Faik Öztrak, açıklamasının ardından gazetecilerin sorularını yanıtladı.
"Bölücü terör örgütünün yangınları üstlenmesini nasıl değerlendiriyorsunuz." sorusu üzerine Öztrak, bununla ilgili çok fazla spekülasyon yapılmaya başlandığını, İçişleri Bakanı Süleyman Soylu'nun görevinin bir an önce bu olayların faillerini bulup adalete teslim etmek olduğunu söyledi.
Erken seçime ilişkin yapılan açıklamaların sorulduğu Öztrak, iktidarı değiştirmek için milletin sandığın bir an önce önüne gelmesini beklediğini belirtti.
İktidarın ülkenin tüm kurumlarını yıprattığını, işsizliğe çare bulamadığını öne süren Öztrak, "Biz şu anda vatandaşın çığlığını dile getiriyoruz. Umudunu yitiren vatandaşımız çareyi sandığın önüne gelmesinde aramaya başlamıştır. İktidar da bunu görmektedir, 'Sandığı ne kadar geç getirirsem o kadar kardır' diyerek çeşitli stratejiler geliştirmeye çalışmaktadır.
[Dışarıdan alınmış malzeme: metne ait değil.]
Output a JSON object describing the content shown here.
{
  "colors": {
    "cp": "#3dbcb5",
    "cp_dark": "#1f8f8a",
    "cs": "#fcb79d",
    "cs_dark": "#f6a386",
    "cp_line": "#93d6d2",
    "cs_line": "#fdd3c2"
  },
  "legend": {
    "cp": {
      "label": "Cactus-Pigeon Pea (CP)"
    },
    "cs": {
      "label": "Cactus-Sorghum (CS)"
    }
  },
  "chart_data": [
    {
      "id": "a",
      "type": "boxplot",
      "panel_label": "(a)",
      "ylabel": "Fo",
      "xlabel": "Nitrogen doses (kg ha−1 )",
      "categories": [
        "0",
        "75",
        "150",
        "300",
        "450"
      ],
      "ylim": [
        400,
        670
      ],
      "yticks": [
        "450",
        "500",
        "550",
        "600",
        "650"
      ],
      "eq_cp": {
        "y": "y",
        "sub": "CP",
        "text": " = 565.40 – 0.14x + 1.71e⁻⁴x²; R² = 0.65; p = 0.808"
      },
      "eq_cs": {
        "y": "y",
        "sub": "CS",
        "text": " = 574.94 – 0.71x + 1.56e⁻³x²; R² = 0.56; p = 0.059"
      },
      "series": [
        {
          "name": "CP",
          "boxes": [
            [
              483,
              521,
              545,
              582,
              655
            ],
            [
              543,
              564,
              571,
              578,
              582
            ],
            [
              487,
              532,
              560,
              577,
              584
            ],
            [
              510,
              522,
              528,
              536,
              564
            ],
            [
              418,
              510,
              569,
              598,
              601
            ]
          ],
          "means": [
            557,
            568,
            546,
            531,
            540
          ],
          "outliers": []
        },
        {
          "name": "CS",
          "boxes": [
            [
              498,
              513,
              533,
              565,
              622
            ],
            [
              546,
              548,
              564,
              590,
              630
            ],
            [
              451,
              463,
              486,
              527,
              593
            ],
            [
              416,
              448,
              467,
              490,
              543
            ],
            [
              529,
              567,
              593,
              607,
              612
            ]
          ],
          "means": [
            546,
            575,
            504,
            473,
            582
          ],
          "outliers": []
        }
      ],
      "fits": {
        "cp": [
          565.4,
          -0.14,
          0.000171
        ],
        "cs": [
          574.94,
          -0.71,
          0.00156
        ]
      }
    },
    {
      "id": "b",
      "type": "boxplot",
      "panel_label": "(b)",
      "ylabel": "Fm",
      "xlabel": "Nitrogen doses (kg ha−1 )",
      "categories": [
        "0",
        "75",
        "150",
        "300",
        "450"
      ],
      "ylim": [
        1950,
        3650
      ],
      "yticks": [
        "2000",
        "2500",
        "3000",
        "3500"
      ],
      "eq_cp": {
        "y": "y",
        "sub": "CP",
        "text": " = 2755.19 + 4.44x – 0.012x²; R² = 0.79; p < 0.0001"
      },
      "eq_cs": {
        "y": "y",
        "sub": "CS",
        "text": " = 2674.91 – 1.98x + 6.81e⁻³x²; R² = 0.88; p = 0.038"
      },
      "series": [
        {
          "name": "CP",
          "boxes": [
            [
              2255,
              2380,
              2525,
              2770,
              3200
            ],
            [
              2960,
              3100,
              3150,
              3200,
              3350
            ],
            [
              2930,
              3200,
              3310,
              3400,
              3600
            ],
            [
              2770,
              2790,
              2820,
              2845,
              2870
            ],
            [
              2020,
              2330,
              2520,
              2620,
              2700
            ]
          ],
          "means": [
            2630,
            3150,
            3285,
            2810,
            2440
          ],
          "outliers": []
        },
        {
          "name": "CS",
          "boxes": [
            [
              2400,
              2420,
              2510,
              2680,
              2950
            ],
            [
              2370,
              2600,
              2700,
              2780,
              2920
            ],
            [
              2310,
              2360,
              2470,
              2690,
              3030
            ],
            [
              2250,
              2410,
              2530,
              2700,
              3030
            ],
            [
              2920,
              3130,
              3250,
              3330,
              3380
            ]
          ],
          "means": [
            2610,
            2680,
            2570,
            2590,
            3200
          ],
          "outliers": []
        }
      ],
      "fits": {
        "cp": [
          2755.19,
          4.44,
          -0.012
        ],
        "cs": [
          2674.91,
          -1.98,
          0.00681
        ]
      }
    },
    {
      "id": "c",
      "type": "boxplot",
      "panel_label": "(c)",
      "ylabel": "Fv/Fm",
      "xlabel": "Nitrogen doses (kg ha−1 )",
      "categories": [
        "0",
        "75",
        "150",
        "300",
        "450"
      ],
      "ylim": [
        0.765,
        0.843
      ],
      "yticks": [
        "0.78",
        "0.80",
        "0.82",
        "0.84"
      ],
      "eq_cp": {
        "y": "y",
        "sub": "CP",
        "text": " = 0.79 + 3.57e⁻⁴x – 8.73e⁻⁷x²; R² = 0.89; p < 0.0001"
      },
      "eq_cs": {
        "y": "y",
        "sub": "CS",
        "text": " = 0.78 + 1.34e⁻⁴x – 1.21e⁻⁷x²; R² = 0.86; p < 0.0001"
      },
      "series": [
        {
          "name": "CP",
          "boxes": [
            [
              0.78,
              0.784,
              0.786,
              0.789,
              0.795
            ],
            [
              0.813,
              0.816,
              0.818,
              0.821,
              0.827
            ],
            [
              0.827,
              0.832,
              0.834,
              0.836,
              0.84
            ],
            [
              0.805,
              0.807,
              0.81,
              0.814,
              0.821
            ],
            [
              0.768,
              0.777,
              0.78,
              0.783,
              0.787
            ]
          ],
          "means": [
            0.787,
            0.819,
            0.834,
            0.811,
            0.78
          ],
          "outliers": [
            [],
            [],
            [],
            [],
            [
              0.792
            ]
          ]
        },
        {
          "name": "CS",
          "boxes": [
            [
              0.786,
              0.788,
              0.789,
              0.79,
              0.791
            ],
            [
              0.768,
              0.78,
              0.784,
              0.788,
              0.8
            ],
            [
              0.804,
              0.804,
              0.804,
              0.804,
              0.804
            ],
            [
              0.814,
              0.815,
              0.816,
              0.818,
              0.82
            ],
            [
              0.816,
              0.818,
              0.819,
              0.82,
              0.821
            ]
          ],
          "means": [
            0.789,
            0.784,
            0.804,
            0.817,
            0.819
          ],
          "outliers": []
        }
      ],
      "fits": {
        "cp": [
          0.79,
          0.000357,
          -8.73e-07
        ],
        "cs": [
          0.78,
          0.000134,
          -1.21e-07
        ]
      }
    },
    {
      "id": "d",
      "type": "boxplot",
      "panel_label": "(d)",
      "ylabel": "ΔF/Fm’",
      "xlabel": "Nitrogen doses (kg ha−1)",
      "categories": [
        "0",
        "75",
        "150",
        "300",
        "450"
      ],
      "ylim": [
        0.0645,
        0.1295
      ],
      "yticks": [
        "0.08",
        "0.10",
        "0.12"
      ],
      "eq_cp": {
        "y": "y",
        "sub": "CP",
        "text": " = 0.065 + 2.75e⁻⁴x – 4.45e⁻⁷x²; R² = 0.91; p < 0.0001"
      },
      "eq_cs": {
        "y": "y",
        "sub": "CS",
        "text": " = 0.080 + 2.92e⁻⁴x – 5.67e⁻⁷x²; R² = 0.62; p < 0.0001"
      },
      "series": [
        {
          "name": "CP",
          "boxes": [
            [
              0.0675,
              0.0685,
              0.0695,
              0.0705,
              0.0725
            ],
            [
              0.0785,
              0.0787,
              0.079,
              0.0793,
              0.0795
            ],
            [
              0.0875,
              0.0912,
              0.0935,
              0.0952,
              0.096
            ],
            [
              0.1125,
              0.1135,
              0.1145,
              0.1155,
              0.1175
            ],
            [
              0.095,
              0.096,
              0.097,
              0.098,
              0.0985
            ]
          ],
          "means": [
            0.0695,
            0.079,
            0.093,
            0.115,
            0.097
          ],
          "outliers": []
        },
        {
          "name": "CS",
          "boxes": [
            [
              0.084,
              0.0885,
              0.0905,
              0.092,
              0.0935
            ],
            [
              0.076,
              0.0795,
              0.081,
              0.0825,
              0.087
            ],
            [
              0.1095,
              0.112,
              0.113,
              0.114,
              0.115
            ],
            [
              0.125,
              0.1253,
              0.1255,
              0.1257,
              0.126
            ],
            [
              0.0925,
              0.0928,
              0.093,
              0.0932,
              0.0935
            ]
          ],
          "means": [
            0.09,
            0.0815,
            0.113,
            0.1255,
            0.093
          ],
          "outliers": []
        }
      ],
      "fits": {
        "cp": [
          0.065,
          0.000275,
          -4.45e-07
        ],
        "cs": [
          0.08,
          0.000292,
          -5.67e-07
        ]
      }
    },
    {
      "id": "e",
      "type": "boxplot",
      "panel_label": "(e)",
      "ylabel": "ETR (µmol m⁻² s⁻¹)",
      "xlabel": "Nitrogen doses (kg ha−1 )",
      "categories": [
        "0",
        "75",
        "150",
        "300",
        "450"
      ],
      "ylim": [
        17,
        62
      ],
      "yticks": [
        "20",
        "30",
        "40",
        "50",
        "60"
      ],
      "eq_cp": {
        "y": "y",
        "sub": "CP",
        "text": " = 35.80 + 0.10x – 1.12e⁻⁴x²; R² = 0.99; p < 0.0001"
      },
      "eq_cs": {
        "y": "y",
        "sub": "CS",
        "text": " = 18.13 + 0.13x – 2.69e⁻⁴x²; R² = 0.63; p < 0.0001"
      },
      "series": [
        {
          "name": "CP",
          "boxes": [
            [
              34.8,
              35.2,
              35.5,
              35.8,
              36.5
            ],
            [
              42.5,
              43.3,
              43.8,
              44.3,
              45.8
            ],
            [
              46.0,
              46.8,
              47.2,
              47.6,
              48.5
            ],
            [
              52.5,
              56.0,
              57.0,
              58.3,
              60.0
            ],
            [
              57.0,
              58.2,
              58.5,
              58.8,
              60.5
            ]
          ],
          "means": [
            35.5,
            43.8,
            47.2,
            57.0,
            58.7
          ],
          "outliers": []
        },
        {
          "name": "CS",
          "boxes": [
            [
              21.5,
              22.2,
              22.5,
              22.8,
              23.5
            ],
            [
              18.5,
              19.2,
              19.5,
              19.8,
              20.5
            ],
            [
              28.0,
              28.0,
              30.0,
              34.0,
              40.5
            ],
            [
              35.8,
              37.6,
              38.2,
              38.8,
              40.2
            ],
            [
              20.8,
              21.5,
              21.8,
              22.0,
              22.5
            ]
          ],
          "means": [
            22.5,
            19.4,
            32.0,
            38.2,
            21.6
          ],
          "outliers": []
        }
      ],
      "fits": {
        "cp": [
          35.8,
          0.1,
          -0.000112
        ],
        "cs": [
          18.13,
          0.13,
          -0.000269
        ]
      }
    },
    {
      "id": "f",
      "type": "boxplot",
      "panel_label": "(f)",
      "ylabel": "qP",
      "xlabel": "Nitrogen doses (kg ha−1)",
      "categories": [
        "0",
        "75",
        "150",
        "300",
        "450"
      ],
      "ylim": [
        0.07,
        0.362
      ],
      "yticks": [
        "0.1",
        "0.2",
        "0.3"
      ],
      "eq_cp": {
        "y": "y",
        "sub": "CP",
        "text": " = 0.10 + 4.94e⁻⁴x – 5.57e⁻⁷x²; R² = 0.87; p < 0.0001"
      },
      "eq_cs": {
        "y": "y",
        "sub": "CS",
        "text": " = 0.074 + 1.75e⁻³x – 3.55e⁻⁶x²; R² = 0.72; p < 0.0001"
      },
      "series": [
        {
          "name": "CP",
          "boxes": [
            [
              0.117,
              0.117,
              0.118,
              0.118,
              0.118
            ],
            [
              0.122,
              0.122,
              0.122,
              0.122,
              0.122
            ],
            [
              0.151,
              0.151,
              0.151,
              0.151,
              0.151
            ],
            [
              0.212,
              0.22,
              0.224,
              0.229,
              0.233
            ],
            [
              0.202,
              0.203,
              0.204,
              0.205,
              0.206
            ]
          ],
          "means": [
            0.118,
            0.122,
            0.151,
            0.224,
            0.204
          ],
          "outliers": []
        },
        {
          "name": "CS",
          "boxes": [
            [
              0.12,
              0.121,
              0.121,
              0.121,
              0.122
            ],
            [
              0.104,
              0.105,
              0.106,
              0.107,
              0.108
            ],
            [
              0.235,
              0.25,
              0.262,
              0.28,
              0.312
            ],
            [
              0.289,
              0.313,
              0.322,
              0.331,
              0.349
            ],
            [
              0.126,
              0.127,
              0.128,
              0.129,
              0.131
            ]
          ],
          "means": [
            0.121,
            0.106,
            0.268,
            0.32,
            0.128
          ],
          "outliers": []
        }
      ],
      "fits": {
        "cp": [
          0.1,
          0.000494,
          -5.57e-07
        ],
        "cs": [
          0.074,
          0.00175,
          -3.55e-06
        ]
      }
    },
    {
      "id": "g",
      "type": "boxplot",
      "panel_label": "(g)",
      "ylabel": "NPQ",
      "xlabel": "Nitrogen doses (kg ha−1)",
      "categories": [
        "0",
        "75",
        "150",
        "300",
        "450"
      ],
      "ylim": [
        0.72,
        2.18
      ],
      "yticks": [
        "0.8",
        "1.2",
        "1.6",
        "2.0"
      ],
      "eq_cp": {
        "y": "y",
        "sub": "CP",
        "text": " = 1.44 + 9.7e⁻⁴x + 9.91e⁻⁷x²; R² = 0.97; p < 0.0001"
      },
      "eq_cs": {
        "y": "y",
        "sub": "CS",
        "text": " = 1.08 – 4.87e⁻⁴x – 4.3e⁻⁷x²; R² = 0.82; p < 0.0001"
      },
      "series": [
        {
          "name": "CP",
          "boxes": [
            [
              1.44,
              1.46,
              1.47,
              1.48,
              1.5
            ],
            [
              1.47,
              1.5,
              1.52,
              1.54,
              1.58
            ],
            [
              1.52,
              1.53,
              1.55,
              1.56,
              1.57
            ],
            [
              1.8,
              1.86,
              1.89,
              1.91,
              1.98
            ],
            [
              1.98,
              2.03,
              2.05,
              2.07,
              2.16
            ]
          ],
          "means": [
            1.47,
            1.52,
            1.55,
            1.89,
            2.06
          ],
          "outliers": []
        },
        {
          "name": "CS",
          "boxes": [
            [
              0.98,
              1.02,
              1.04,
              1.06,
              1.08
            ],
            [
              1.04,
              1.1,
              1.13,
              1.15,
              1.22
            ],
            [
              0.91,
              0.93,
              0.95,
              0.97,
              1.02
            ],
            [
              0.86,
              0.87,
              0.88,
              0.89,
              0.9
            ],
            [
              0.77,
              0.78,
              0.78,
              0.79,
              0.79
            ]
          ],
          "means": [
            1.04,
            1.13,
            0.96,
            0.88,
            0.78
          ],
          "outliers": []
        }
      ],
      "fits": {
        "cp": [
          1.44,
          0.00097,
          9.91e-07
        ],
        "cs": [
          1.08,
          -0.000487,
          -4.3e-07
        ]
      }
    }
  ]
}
Ama sandığın gelmesi geciktikçe bunun milletimize maliyeti her gün biraz daha ağır olmaktadır." diye konuştu.
"Sayıştay raporlarına göre 6 milyar lira kamu dışına aktarıldı. İktidar bu parayı kime verdi nasıl kullandı? Bu paranın tarikatlara, cemaatlere harcandığı iddiaları var. Sizin bu konuya ilişkin değerlendirmeniz nedir?" sorusu üzerine Öztrak, tüyü bitmedik yetimin 6 milyar lirasının yok edildiğini öne sürdü.
Öztrak, "Bu paranın kimlere verildiğinin soruşturulması gerekir. 'Tarikatlar yoktur, cemaatler yoktur devletten nemalanan' diyen İçişleri Bakanı'nın bu soruşturmayı derhal yapması lazım." dedi.
Kılıçdaroğlu'nun erken seçim çağrısının ardından MHP'li Erkan Akçay'ın yaptığı açıklamaları değerlendirmesi istenen Öztrak, Cumhur İttifakı'nın ortaklarının sandık talebinin milletten geldiğinin farkında olduğunu söyledi.
"MHP'nin sözcüleri ne zaman böyle sıkışsa hemen hakaret etmeye yöneliyorlar." diyen Öztrak, bu üslubu aynen kendilerine iade ettiklerini belirtti. "Milliyetçi olduğunuzu iddia ediyorsunuz, Uygur Türkleri ile ilgili ne yaptınız" sorusunu yönelten Öztrak, "Buna da cevap vermeyecekler, yine hakaret edecekler." dedi.
"MYK'lerde milletten gelen talepleri dikkatle değerlendiriyoruz
"İhalelerin duyurusu yapılmadan bir firmaya verilmesini nasıl değerlendiriyorsunuz?" sorusuna karşılık Öztrak, Türkiye'nin bir an önce mevcut ihale kanununu değiştirerek saydamlığı, şeffaflığı sağlaması ve hesap verir hale gelmesi gerektiğini belirtti.
AK Parti Grup Başkanvekili Mehmet Muş'un açıklamalarının sorulması üzerine Öztrak, "Ayinesi iştir kişinin lafa bakılmaz. Bu necip millet bunların yönetiminde devletini sokaklardan toplamak zorunda kaldı. Ondan sonra 'Hiçbir dönemde böyle bir iş yapılmadı.' Kim için yapıldı? Cemaat için yapıldı. Cemaatle koalisyon ortaklığı kuruldu. Hüngür hüngür ağlandı ne istediniz de vermedik diye. 'Memlekete dön' dendi. Milletin, ordumuzun harim-i ismetine bunlar sokuldu, kozmik odaya. Şimdi de kalkmışlar 'Biz böyle bir şey yapmadık' diyorlar." yanıtını verdi.
"Erken seçim çağrısı MYK'de görüşüldü mü?" sorusu üzerine Öztrak, MYK'lerde milletten gelen talepleri dikkatle değerlendirdiklerini, seçim talebinin de bunlardan biri olduğunu kaydetti.